Ce que ça change à votre stratégie de détention
Depuis la réforme 2025, le triptyque se lit ainsi : l'amortissement défiscalise les loyers pendant la détention, la revente rend une partie de l'avantage au fisc, la transmission le conserve intégralement. Pour un investisseur dont l'horizon est la famille, la conclusion est limpide : les biens à forte plus-value latente sont des candidats à la transmission, pas à la vente. Et pour les autres, chaque situation mérite ses trois scénarios chiffrés, comme détaillé dans notre article sur la vente d'un LMNP.

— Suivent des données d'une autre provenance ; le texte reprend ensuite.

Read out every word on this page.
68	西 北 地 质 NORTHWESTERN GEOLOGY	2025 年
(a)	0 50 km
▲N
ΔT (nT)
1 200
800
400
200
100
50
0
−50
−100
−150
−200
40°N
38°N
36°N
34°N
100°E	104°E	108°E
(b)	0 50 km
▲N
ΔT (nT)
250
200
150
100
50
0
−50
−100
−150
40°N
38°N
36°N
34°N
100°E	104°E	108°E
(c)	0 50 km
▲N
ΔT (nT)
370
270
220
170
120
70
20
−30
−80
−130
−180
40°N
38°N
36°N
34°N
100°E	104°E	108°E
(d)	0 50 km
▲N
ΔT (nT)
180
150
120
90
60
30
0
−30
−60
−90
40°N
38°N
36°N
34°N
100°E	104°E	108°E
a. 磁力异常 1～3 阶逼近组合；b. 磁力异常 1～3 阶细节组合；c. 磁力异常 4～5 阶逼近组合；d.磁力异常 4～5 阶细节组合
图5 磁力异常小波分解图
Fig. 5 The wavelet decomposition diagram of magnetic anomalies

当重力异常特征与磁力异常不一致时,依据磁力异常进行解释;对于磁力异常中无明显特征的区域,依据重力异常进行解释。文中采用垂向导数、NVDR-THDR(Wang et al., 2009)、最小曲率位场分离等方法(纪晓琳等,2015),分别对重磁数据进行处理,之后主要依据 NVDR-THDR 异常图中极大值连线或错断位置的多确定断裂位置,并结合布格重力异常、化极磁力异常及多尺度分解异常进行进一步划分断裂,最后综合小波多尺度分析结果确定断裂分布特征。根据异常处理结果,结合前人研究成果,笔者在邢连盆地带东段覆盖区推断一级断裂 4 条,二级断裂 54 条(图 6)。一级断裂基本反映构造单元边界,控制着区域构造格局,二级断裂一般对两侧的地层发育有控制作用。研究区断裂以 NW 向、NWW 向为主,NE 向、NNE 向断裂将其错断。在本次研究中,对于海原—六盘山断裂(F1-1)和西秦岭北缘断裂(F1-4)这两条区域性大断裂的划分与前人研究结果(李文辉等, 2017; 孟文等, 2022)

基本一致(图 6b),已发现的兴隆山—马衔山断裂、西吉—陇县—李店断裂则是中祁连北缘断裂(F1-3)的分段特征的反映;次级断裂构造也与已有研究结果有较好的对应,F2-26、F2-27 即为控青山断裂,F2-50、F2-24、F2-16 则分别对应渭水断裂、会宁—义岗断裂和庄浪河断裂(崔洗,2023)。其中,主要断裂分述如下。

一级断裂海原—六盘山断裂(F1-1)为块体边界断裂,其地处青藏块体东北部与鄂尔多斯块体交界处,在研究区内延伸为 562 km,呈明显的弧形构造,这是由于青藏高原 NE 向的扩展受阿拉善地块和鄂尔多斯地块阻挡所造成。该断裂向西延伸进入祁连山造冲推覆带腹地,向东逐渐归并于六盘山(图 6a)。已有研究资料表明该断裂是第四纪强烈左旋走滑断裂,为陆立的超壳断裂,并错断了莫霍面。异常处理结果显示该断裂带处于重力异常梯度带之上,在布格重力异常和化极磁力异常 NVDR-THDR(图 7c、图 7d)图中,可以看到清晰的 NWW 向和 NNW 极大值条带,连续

Vos questions, nos réponses
La plus-value d'un LMNP est-elle imposée lors d'une succession ? +
Non. La transmission par décès n'est pas une cession à titre onéreux : la plus-value latente est purgée et les amortissements déduits ne sont pas réintégrés. Les héritiers reprennent le bien à sa valeur au jour du décès, qui devient leur nouveau prix de référence.
Une donation de LMNP déclenche-t-elle l'impôt sur la plus-value ? +
Non, une donation est une transmission à titre gratuit : pas d'impôt de plus-value ni de réintégration d'amortissements. Elle déclenche en revanche les droits de donation, calculés après abattements (100 000 euros par enfant et par parent tous les quinze ans).
Les héritiers peuvent-ils continuer la location meublée ? +
Oui, en poursuivant l'activité avec une nouvelle immatriculation, individuellement ou en indivision. Le bien entre alors au bilan à sa valeur de succession et l'amortissement repart sur cette base, ce qui relance la défiscalisation des loyers.
Qu'est-ce que la donation en nue-propriété d'un LMNP ? +
Le donateur transmet la nue-propriété et conserve l'usufruit, donc les loyers. Les droits ne portent que sur la valeur de la nue-propriété, et au décès la pleine propriété se reconstitue sans droits supplémentaires. Le montage exige une comptabilité adaptée pendant le démembrement.
Que devient le stock d'amortissements non déduits au décès ? +
L'activité du défunt s'arrête avec sa dernière liasse fiscale, et ses reports s'éteignent avec elle. La nouvelle activité des héritiers repart de zéro, sur une base amortissable réévaluée à la valeur de succession, ce qui est en pratique bien plus favorable.
Faut-il un notaire ou un expert-comptable pour transmettre un LMNP ? +
Les deux, et ensemble : le notaire structure la transmission (donation, démembrement, droits), l'expert-comptable gère la continuité de l'activité (cessation, réimmatriculation, nouvelle base d'amortissement). Les montages ratés viennent presque toujours d'une coordination absente entre les deux.